Likewise, PAs say there is no ulterior motive in changing their name. “Changing the title is really just to address this misperception that we’re only helping,” says Jennifer Orozco, president of the PA association and administrator of Rush University Medical Center in Chicago. “It won’t change what we do.”
They say the “assistant” confuses not only patients but also state legislators and those who hire medical professionals. When Clayton recently testified before Minnesota lawmakers about a scope of practice bill, lawmakers “just couldn’t understand” the concept of “an assistant who doesn’t have a direct supervisor. She said, adding that the message they told her, “You really need to do something about your title.”

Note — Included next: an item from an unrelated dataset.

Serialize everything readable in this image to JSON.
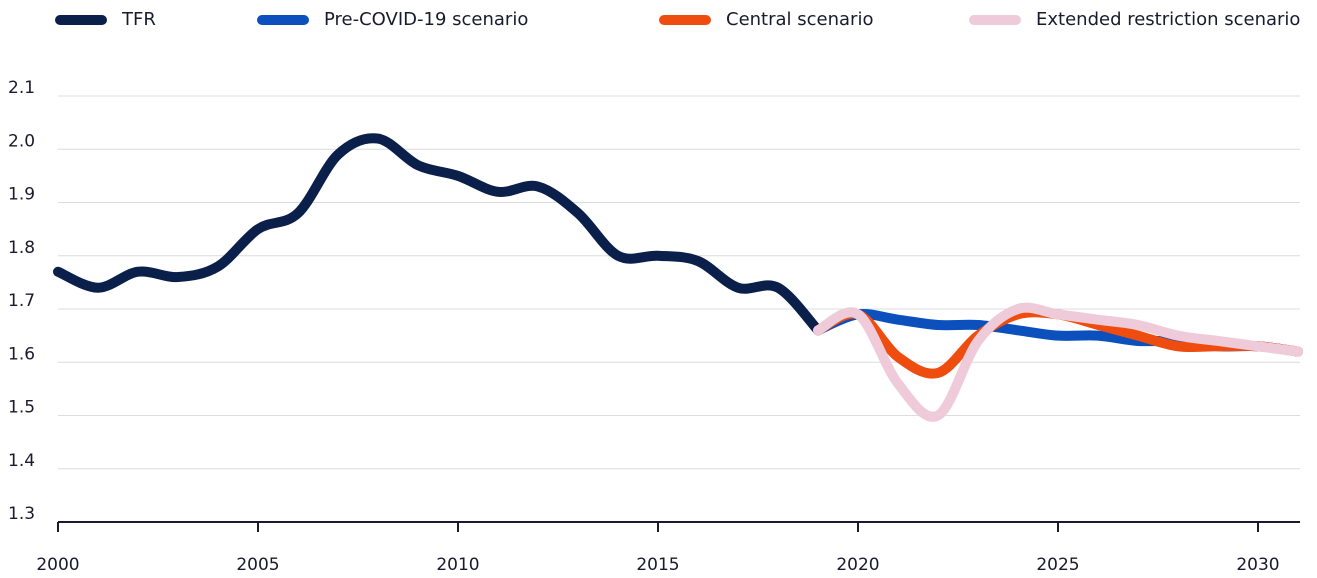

The PA association debated many names. It also included “practitioner of medical care” and the widely derided neologism “praxician”. “Associate Doctor” won, thanks to several advantages. It allowed PAs to continue to present themselves with the same initials, and it had been flirted as an alternative throughout the history of the profession to distinguish PAs with higher qualifications from those with less training. The association even briefly used “associate” in its name for two years in the 1970s, and the Yale School of Medicine has offered an associate’s degree in medicine since the program began in 1971.
Why frustrations run deeper than a job title
But a name change alone will not solve the other disadvantages PAs face. In some states, physicians are required to meet with PAs regularly, to visit PAs periodically in person if they work in a different location, and to regularly review sample patient charts. States generally require less supervision for nurse practitioners, who perform similar duties as physician assistants, making them more attractive to some employers. “We’ve heard from our PA colleagues that they are masquerading as nurse practitioner jobs,” said April Stouder, associate director of the Duke Physician Assistant Program.
The physician lobby has opposed greater freedom for nurse practitioners, and many physicians express similar concerns about patient safety if PAs are allowed to stray too far from physician oversight. Dr Colene Arnold, a gynecologist in Newington, NH, began her medical career as a medical assistant, practicing with little supervision. Looking back, she said, “I didn’t recognize the gravity of what I was seeing, and it’s scary.”
American Osteopathic Association CEO Dr. Kevin Klauer says misdiagnoses by PAs working alone are more likely than when a doctor is involved. “If you go to Jiffy Lube and want an oil change and a tire rotation, that’s what they’re going to do,” he says. “Medicine is not like that.”
Orozco, the president of the PA association, says such concerns are overblown. “They will always collaborate with the doctors and really want to continue working in this team environment,” she says. Physicians should welcome PAs to help fill physician shortages in primary care, behavioral health and telemedicine and free up physicians to focus on complex cases, she adds.
“I can have a jet engine mechanic change the tires on my car,” she says, “but do I need them every time? “
Kaiser Santé news is a national newsroom and independent editorial program of the Kaiser Family Foundation. KHN is not affiliated with Kaiser Permanente.